I walked around Vigelandsparken enjoying the sculptures and the start of autumn with trees beginning to change the colour of their leaves. Making my way along the coastal edge and briefly thought of getting into a floating sauna. I'm a big advocate of doing stuff on your own, but it felt like the sort of thing that would be more fun with friends and I resolved I’d drag someone here with me in the future.
My strategy so far in the northern foods was heading to Lidl twice a day for lunch and dinner, but Lidl never made it to Norway and I made do with the local equivalent. I did treat myself to a hotdog from a famous and traditional kiosk, a discovery courtesy of my Travel Man research.
Day turned to dusk and the temperature dropped further. I took cover in the public library, but this was the M&S of libraries with its own art installations, amazing views across and comfortable reading areas. I parked myself here relaxing waiting for my train.
I walked over to the train station with 40 minutes to spare, this new me is punctual and prepared for all eventualities. I found the lockers deep in the station hidden away in the basement. I looked at the rows of identical lockers and briefly paled as I tried to remember which row I was. I looked in my phone because I usually take a photo of the locker, finding nothing. The morning's smugness must have jolted me out of my usual pattern of thinking. Despite this I find what I believe is the correct locker and begin jabbing in my customary pin, and get a message saying invalid pin length. Ah shit. I remembered receiving a receipt which must have had the generated pin on it. I started fishing through my pockets and finding nothing. A horrible memory surfaced of me standing outside the cinema throwing away what I thought was only the cinema ticket into the bin.
I raced to the customer service counter to find it locked up at the late hour and cursed the Scandinavians and their progressive work life balance policies. I wandered into the ticket hall and found everything closed with only the odd cleaner and security guard. My heart sank, all my planning scuppered by a piece of paper. I dejectedly walked to the nearest and cheapest hostel, I brewed over my failure and then braced myself for the sting as the receptionist charged me £75. They were friendly and improved my mood. I told them how the train station lockers thwarted my best laid plans and how I couldn't find anyone to help.

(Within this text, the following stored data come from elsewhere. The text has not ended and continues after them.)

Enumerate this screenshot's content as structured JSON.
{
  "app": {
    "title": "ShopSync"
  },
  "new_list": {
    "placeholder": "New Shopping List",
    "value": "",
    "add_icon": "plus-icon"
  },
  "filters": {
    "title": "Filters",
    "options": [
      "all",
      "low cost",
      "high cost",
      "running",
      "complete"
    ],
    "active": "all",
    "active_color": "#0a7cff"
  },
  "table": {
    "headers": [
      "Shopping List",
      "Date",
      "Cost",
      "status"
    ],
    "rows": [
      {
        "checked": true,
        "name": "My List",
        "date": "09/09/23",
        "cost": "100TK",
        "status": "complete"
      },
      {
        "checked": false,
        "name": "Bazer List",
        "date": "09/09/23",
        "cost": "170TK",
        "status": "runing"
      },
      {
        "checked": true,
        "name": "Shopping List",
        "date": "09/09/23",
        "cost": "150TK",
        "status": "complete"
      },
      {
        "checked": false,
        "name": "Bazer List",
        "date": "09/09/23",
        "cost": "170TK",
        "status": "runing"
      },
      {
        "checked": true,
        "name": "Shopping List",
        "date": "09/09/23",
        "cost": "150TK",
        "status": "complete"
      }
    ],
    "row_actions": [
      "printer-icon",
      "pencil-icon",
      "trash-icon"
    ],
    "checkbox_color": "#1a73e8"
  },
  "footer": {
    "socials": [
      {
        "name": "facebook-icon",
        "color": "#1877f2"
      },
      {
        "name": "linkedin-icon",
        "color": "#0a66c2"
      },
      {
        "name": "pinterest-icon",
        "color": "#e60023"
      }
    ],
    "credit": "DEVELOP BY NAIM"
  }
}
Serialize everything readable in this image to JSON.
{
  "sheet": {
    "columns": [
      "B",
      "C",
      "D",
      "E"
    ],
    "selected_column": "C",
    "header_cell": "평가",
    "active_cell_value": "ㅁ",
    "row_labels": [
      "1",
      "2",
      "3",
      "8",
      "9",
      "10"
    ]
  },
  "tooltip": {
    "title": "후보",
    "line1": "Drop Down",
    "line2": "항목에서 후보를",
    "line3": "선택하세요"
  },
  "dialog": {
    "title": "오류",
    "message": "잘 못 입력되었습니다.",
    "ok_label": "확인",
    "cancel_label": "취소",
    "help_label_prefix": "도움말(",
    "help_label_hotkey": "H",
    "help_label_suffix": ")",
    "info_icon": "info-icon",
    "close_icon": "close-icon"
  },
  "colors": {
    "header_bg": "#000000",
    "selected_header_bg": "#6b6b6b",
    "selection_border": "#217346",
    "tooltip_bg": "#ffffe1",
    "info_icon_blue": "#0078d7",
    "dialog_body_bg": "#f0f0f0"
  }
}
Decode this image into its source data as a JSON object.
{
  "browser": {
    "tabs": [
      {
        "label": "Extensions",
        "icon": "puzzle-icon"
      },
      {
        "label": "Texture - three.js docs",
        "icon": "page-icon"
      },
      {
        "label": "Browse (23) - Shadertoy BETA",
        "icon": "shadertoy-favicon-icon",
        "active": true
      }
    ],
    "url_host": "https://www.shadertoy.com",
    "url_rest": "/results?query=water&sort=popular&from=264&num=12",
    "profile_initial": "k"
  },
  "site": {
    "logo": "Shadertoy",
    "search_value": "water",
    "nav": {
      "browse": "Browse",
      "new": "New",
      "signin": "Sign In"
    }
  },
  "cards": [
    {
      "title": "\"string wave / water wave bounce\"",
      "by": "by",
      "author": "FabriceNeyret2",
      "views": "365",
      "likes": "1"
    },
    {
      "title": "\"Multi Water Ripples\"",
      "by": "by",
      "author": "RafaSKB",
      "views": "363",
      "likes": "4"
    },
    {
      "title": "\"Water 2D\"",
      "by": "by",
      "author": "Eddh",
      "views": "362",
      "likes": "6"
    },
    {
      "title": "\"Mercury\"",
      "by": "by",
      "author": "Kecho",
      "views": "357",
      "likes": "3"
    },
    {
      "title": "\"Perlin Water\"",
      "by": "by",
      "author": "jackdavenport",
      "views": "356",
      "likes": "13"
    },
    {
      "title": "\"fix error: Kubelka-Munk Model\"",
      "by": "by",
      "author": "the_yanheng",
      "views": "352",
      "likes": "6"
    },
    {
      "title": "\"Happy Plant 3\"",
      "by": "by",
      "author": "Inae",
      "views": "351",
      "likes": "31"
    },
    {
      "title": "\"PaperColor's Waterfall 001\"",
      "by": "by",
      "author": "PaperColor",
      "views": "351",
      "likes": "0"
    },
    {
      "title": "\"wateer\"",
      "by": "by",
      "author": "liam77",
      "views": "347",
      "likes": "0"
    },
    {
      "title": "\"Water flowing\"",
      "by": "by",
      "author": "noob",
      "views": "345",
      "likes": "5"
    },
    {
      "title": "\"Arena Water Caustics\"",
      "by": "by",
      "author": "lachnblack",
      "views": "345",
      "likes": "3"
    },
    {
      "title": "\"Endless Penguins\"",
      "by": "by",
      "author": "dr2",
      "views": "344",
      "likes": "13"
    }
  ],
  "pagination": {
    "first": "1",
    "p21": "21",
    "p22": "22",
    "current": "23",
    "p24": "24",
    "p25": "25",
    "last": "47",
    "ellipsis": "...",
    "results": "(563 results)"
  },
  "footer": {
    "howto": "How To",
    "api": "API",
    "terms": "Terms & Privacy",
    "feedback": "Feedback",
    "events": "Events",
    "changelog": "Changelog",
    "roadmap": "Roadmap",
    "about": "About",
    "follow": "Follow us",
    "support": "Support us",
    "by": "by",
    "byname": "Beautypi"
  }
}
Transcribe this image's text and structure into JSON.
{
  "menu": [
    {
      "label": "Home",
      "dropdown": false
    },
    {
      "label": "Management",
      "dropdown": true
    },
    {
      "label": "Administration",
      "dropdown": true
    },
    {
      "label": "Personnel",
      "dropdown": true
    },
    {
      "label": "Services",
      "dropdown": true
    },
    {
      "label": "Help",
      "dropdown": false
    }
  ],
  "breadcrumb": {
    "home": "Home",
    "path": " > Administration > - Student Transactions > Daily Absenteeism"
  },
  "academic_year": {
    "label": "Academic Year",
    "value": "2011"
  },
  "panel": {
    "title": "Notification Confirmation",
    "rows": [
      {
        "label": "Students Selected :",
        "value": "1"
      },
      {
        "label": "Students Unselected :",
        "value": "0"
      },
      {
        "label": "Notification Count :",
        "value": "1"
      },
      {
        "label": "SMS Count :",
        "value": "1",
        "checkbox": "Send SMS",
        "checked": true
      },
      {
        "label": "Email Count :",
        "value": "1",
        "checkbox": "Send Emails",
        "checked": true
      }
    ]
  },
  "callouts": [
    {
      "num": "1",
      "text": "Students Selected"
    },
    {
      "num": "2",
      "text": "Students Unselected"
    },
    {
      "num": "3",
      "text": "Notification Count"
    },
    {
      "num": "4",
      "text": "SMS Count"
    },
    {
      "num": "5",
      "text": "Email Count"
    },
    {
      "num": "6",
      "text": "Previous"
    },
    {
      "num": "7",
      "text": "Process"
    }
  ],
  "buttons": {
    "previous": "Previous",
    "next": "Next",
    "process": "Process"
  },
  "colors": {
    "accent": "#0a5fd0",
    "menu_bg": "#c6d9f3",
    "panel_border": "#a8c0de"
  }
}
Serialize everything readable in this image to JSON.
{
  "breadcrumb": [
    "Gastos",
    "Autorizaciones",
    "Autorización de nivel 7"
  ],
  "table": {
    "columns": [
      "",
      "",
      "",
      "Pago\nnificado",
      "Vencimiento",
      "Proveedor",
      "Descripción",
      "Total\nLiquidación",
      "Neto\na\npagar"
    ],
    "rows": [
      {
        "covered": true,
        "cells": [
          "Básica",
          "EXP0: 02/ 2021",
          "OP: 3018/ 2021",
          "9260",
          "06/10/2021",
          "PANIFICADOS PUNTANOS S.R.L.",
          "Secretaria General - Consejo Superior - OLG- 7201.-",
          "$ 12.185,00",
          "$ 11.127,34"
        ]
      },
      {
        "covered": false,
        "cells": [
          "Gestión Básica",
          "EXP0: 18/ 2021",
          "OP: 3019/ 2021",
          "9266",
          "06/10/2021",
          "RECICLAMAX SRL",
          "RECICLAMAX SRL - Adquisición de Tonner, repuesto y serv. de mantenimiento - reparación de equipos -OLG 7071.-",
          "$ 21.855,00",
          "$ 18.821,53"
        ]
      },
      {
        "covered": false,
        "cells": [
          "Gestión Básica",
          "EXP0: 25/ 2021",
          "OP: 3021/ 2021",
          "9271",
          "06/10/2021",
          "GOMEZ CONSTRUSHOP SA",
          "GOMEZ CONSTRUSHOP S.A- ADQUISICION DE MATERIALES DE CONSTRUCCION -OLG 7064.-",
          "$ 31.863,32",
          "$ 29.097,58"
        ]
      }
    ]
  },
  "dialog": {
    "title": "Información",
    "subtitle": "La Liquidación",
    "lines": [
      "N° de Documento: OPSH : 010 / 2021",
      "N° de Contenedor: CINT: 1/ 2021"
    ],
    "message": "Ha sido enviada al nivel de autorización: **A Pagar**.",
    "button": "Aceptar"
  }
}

Unfortunately they informed me that out of hours security guards can help with retrieving things from the lockers. Bug eyed I stared at my watch, the time too late to do anything and then back to the receptionist and only managed a “oh is that right” as I took the key and shuffled like a zombie to my dorm.
The next day Oslo wasn't quite done playing with me as I returned to the station and asked a security guard to help me open my locker which he acquiesced with a short game of guess what's in the locker before I open it. I bought my second ticket to Staravanger and held it tightfisted with rage as it cost £90, three times the price of the nighttrain. It turned out there were significant savings buying your ticket a few days prior and travelling off peak.
I’m not sure what the lesson is here, perhaps my biggest regret is that I gave up too easily. The night before I saw the cleaner and security guard, I thought about asking them for help but some deep character flaw told me I would just be bothering them and it wouldn't be their job. If travelling taught me anything is the kindness of strangers and how most people are willing to go the extra mile to help someone in need. But if you don't ask, you don't get!